Management of master data is not new. People have used some form of this concept in their own way from the time they started managing their data. So then, what is a precise definition of MDM? MDM is a combination of processes and technologies that will help enterprise manage their data flow, data integrity and data synchronization in a better way. This definition emphasizes enforcing policies and standards to the core data at an enterprise level.
Because of the various interpretations of MDM, some common misconceptions have developed.
Misconception 1: MDM is like data warehousing
MDM is all about using information as a service. MDM is a set of disciplines and methods which are used to ensure the accuracy, completeness, meaning, timeliness, consistencies and quality of a company’s reference data across enterprise and various subject areas.
The architecture of MDM by itself is divided into two major classes. Depending on the goal being addressed, it is categorized mainly as operation or analytical.

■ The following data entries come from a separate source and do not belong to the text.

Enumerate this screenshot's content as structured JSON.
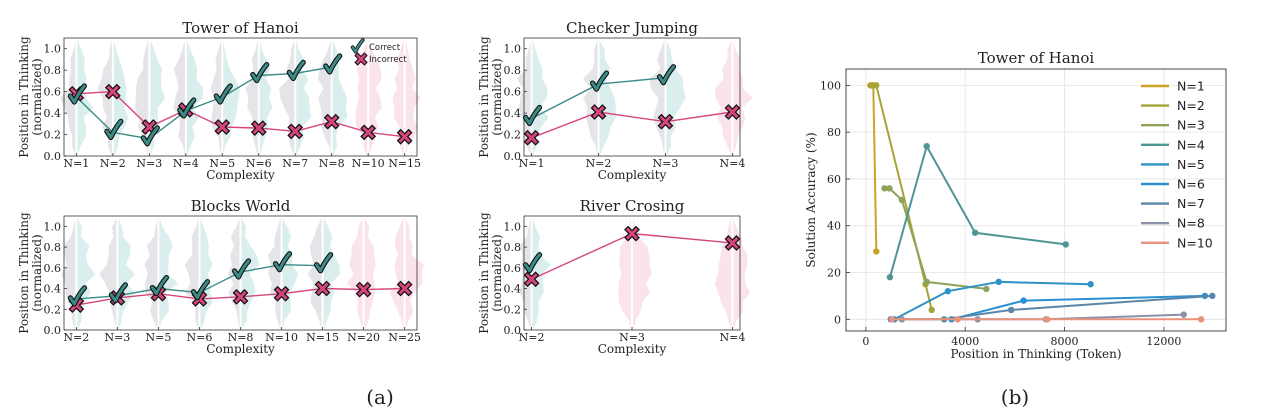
{
  "colors": {
    "correct": "#3b8c88",
    "incorrect": "#d6467e",
    "correct_fill": "#9fd3cf",
    "incorrect_fill": "#f4b6cc",
    "gray_fill": "#b9b9c4"
  },
  "figure": {
    "caption_a": "(a)",
    "caption_b": "(b)"
  },
  "panel_a": {
    "legend": {
      "correct": "Correct",
      "incorrect": "Incorrect"
    },
    "yticks": [
      "0.0",
      "0.2",
      "0.4",
      "0.6",
      "0.8",
      "1.0"
    ]
  },
  "chart_data": [
    {
      "type": "line",
      "title": "Tower of Hanoi",
      "xlabel": "Complexity",
      "ylabel": "Position in Thinking (normalized)",
      "ylim": [
        0,
        1.1
      ],
      "categories": [
        "N=1",
        "N=2",
        "N=3",
        "N=4",
        "N=5",
        "N=6",
        "N=7",
        "N=8",
        "N=10",
        "N=15"
      ],
      "series": [
        {
          "name": "Correct",
          "values": [
            0.55,
            0.22,
            0.16,
            0.42,
            0.55,
            0.75,
            0.77,
            0.83,
            null,
            null
          ]
        },
        {
          "name": "Incorrect",
          "values": [
            0.58,
            0.6,
            0.27,
            0.43,
            0.27,
            0.26,
            0.23,
            0.32,
            0.22,
            0.18
          ]
        }
      ],
      "legend": "top-right"
    },
    {
      "type": "line",
      "title": "Checker Jumping",
      "xlabel": "Complexity",
      "ylabel": "Position in Thinking (normalized)",
      "ylim": [
        0,
        1.1
      ],
      "categories": [
        "N=1",
        "N=2",
        "N=3",
        "N=4"
      ],
      "series": [
        {
          "name": "Correct",
          "values": [
            0.35,
            0.67,
            0.73,
            null
          ]
        },
        {
          "name": "Incorrect",
          "values": [
            0.17,
            0.41,
            0.32,
            0.41
          ]
        }
      ]
    },
    {
      "type": "line",
      "title": "Blocks World",
      "xlabel": "Complexity",
      "ylabel": "Position in Thinking (normalized)",
      "ylim": [
        0,
        1.1
      ],
      "categories": [
        "N=2",
        "N=3",
        "N=5",
        "N=6",
        "N=8",
        "N=10",
        "N=15",
        "N=20",
        "N=25"
      ],
      "series": [
        {
          "name": "Correct",
          "values": [
            0.3,
            0.33,
            0.4,
            0.36,
            0.56,
            0.63,
            0.62,
            null,
            null
          ]
        },
        {
          "name": "Incorrect",
          "values": [
            0.24,
            0.31,
            0.35,
            0.3,
            0.32,
            0.35,
            0.4,
            0.39,
            0.4
          ]
        }
      ]
    },
    {
      "type": "line",
      "title": "River Crosing",
      "xlabel": "Complexity",
      "ylabel": "Position in Thinking (normalized)",
      "ylim": [
        0,
        1.1
      ],
      "categories": [
        "N=2",
        "N=3",
        "N=4"
      ],
      "series": [
        {
          "name": "Correct",
          "values": [
            0.62,
            null,
            null
          ]
        },
        {
          "name": "Incorrect",
          "values": [
            0.49,
            0.93,
            0.84
          ]
        }
      ]
    },
    {
      "type": "line",
      "title": "Tower of Hanoi",
      "xlabel": "Position in Thinking (Token)",
      "ylabel": "Solution Accuracy (%)",
      "xlim": [
        -800,
        14500
      ],
      "ylim": [
        -5,
        107
      ],
      "xticks": [
        0,
        4000,
        8000,
        12000
      ],
      "yticks": [
        0,
        20,
        40,
        60,
        80,
        100
      ],
      "grid": true,
      "legend": "right",
      "series": [
        {
          "name": "N=1",
          "color": "#c9a227",
          "points": [
            [
              180,
              100
            ],
            [
              300,
              100
            ],
            [
              420,
              29
            ]
          ]
        },
        {
          "name": "N=2",
          "color": "#a7a437",
          "points": [
            [
              230,
              100
            ],
            [
              420,
              100
            ],
            [
              2400,
              15
            ],
            [
              2650,
              4
            ]
          ]
        },
        {
          "name": "N=3",
          "color": "#8ea35a",
          "points": [
            [
              750,
              56
            ],
            [
              950,
              56
            ],
            [
              1450,
              51
            ],
            [
              2450,
              16
            ],
            [
              4850,
              13
            ]
          ]
        },
        {
          "name": "N=4",
          "color": "#4f9593",
          "points": [
            [
              970,
              18
            ],
            [
              2450,
              74
            ],
            [
              4400,
              37
            ],
            [
              8050,
              32
            ]
          ]
        },
        {
          "name": "N=5",
          "color": "#2f93c5",
          "points": [
            [
              1150,
              0
            ],
            [
              3300,
              12
            ],
            [
              5350,
              16
            ],
            [
              9050,
              15
            ]
          ]
        },
        {
          "name": "N=6",
          "color": "#2a8fd0",
          "points": [
            [
              3450,
              0
            ],
            [
              6350,
              8
            ],
            [
              13650,
              10
            ]
          ]
        },
        {
          "name": "N=7",
          "color": "#5a86a8",
          "points": [
            [
              1000,
              0
            ],
            [
              3150,
              0
            ],
            [
              5850,
              4
            ],
            [
              13950,
              10
            ]
          ]
        },
        {
          "name": "N=8",
          "color": "#8b92a8",
          "points": [
            [
              1450,
              0
            ],
            [
              4500,
              0
            ],
            [
              7250,
              0
            ],
            [
              12800,
              2
            ]
          ]
        },
        {
          "name": "N=10",
          "color": "#e8927c",
          "points": [
            [
              1050,
              0
            ],
            [
              3700,
              0
            ],
            [
              7300,
              0
            ],
            [
              13500,
              0
            ]
          ]
        }
      ]
    }
  ]
}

As the name suggests, operational MDM handles the master data from a front office perspective, whereas the analytical MDM is more for the predictive analytics, historical information analysis and forecasting. The complex data hierarchies and their relationships can be maintained more efficiently in MDM rather than a data warehouse.
An MDM architecture often has the nature of a centralized hub,and because of this, people make comparisons to the data warehouses. At the highest level, both MDM and data warehousing aim to offer clean and meaningful information to the enterprise. But other than this, these two are built for different purposes and for different audiences. MDM is more like a service and operates more on the operational data integration aspects, whereas data warehouses are built to support business intelligence applications by mining patterns and trends more with the available historic information.
Misconception 2: MDM is a technology/infrastructure initiative
MDM is more like a “discipline” than a typical IT initiative. The key to success for an MDM implementation is to have all the stakeholders on the same page; it seldom depends on the tool being offered in market or a homegrown approach. If we break down the MDM initiative into six categories as defined below, we would see interestingly that technology gets the last position. There are many other aspects to be taken care of before even getting to the technology piece of assessment and/or work. The building blocks of MDM initiatives adopted in industry are in the below order:
1. Vision: Why is MDM needed for the given enterprise, and what does MDM look like for the enterprise? Who owns it? These why, what and who questions are very important from a business case perspective, and will help stakeholders keep a close watch on whether or not the initiative is meeting the goals.
2. Strategy: This is the “how” aspect of the initiative. The strategy should address two key things:
a.The MDM vision of the enterprise is mapped correctly with the factors like commercials, profit-revenue and regulatory compliance, etc.
b.What is in scope and what is not in scope for different verticals and future phases. What is not in scope is as important to define as what is in scope because each vertical and business area will have different needs to be catered to. The expectations and priorities will be different. Hence this activity will put the prioritization in place.
3. Metrics: The only measurable link between the MDM initiative and the business value is metrics. These measurable objectives come from the MDM strategy. If you have defined, for example, profit-revenue in strategy, you can measure it with key performance indicators using relevant metrics. These metrics should be driven and owned by business and not IT because only business can fully identify and measure the value of the initiative.
4. Governance: This is the most important aspect for the success of an MDM initiative. The formal process to implement governance would be to have stewardship, which would force the structure to put map roles and responsibilities with the accountability and authority in the MDM initiative. The ideal approach would be the leadership coming from the business side, and IT should be facilitating the initiative. This should include multiple subject areas like security, change management, training and communication. The basic factors to be addressed include who creates, who manages, who owns and who consumes the data.
5. Processes: Because the whole initiative revolves around the management of the master data, it becomes even more important that processes are defined and followed for all aspects of governance as well. All the “who” questions in the governance plan should have a “how” and a process flow to achieve the goals. This would involve publishing the data including a process to identify the data quality issues.
6. Technology: This is a broad world in itself. The technology assessment should start with the big picture in mind. This includes planning an architecture and infrastructure for data integration, data storage, middleware, publishing, user interface, and integration with future applications and systems. This also includes the selection and methodology to deliver this solution, which requires making key decisions such as whether to build the capability or to invest in a market-ready tool. This also includes getting on board with the right skills and resource matrix that will be making the delivery happen on the technology front.